Winemaker Steve Edmunds’ memories of making his first Durell Vineyard Syrah in 1986 included the grapes’ wonderfully unique smell from the start of fermentation… “it had smoke, black pepper and exotic fruit aromas. It was screaming with energy. The wines had lovely depth, full tannins and great complexity. None of the other Syrah blocks had that special character.”

[Edmunds recently announced his retirement from winemaking; many of his 1980s and 1990s bottlings of Durell Syrah are valued today in the hundreds of dollars, rare collector items.]

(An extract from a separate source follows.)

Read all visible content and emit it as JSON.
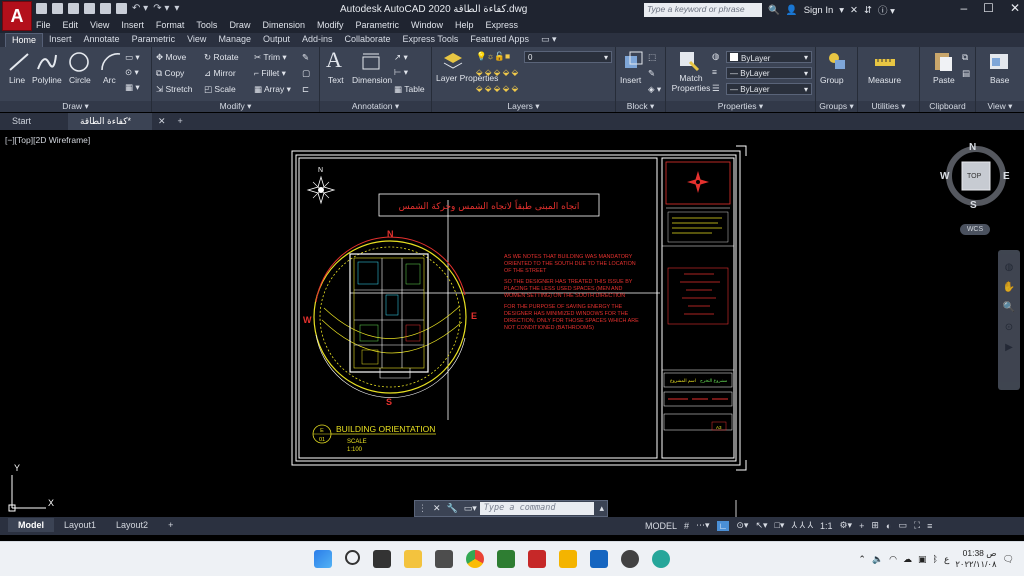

Meanwhile, Kendall-Jackson Durell Vineyard Syrah made the first Wine Spectator Top 100 list in 1988 – at #23. It got 92 points and cost $14. Steele told Spectator decades later about the way he approached making the wine.

“I didn’t want to do an Aussie style,” Steele told Harvey Steiman in 2012. “I knew that Durell was a fairly cool site, so I figured something more akin to a Northern Rhône would be right. We didn’t have any Viognier at that time in Durell, so I actually added 8% barrel-fermented Durell Chardonnay, the only white grape they had, the idea being to try to imitate that style. Now it’s common practice, back then it might have been the first time it was done in California.”

Around this time, growers began to buy bud sticks from the 6-acre block of Durell Syrah.

Hill later sold bud sticks to Sonoma Grapevines Nursery in Santa Rosa, which also sold the wood and bench grafts as Durell Syrah through around 1993.

Eventually, the original 6-acre block started to decline, affected by Eutypa and phylloxera, and it was pulled out in 1999. Hill took budwood from the original planting to field bud a 1.5-acre block at Parmalee-Hill Vineyard next door, which he and his family owned, using grafts propagated by Sonoma Grapevines, some of the last plantings from the original Durell Syrah clones.

Steve Hill’s son, Ned, continues to farm Parmalee-Hill and other vineyard sites under the La Prenda Vineyard Management name, and produces a Parmalee-Hill Syrah.

Durell Syrah became popular in the 1980s and 1990s, not long after Gary Eberle first planted French cuttings of Syrah in the Estrella District of Paso Robles, creating the Estrella clone, which a good majority of Syrah in America is planted to.

Kendall-Jackson bought 70 vineyard acres of Durell in 1994, including the original 6-acre block of Syrah. In 1996 Durell sold the remaining 115 vineyard acres to Bill Price (Three Sticks) and Ellie Price (Dunstan Wines).

Today, Dunstan makes a Durell Vineyard Syrah from the River Block at Durell, which is otherwise planted primarily to Pinot Noir and Chardonnay across its 134.5 of planted acres. Three Sticks makes the Casteñada Red Blend from Durell Vineyard, from a field blend of about 60% Syrah, 10% Grenache and 30% Marsanne/Grenache Blanc/Viognier.

Ram’s Gate also makes a Durell Vineyard Syrah, and uses Durell Syrah in its Cellar Note Grenache.